A dívida directa do SEE caiu face aos 37.286,9 milhões de meticais (498 milhões de euros) no final de 2025, traduzindo uma redução nominal de 1.111,5 milhões de meticais (14,8 milhões de euros), segundo o Boletim Trimestral sobre a Dívida Pública do Ministério das Finanças.
O documento refere que o desempenho é “explicado essencialmente pela redução do stock da dívida interna”, como “consequência do cumprimento do serviço da dívida pelas empresas do SEE”.
A dívida interna directa do sector caiu de 17.689,3 milhões de meticais (236 milhões de euros) para 17.166,9 milhões de meticais (229 milhões de euros), enquanto a dívida externa registou um ligeiro aumento, de 0,06%, para 19.008,4 milhões de meticais (254 milhões de euros).
Entre as empresas que mais contribuíram para a redução da dívida interna destacam-se o Banco Nacional de Investimento (BNI), cuja dívida diminuiu 600 milhões de meticais (oito milhões de euros) devido à amortização integral de um financiamento para apoio à tesouraria, os Caminhos de Ferro de Moçambique (CFM), com menos 446,2 milhões de meticais (seis milhões de euros), e a Aeroportos de Moçambique (ADM), com uma redução de 262,6 milhões de meticais (3,5 milhões de euros).
Em sentido contrário, a dívida interna das Linhas Aéreas de Moçambique (LAM) aumentou 6,92%, para 5.736,3 milhões de meticais (76,6 milhões de euros), reforçando a sua posição como a empresa participada com maior volume de dívida interna, representando 33,4% do total da carteira.

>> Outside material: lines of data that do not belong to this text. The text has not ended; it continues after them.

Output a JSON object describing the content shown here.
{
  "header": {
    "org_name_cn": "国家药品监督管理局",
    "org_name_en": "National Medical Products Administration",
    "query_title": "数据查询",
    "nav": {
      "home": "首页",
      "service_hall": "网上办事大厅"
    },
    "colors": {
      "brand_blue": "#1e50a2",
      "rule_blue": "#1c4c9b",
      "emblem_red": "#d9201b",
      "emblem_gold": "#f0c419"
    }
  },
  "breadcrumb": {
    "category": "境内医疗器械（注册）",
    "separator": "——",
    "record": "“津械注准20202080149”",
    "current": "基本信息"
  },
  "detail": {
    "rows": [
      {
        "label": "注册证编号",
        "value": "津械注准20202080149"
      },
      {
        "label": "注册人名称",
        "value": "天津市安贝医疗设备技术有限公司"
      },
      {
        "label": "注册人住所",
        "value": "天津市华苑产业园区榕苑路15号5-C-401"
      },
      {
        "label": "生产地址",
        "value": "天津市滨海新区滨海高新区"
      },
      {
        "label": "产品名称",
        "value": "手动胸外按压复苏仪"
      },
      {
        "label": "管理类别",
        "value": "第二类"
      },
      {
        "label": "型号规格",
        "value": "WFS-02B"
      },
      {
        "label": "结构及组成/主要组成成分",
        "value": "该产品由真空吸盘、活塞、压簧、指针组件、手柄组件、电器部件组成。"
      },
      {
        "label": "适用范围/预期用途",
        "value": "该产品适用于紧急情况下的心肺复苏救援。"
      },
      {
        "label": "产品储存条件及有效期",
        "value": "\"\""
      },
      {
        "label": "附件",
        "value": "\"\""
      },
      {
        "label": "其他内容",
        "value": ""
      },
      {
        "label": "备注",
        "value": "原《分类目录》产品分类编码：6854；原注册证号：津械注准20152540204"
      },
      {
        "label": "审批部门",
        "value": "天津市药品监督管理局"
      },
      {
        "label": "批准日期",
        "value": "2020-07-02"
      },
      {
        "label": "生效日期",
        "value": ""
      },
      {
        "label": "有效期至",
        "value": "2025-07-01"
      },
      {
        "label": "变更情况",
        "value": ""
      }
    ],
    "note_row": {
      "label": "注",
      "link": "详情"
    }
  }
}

Na componente externa, o crescimento foi impulsionado sobretudo pelos CFM e pela ADM, aumentando, respetivamente, 9,44%, para 40 milhões de dólares (34 milhões de euros), e 0,9%, para 155,3 milhões de dólares (134 milhões de euros).
Por seu lado, diz a Lusa, a Tmcel, o BNI e a Petromoc registaram reduções de 4,93%, 6,43% e 4,64%, respectivamente, nos respectivos níveis de endividamento externo.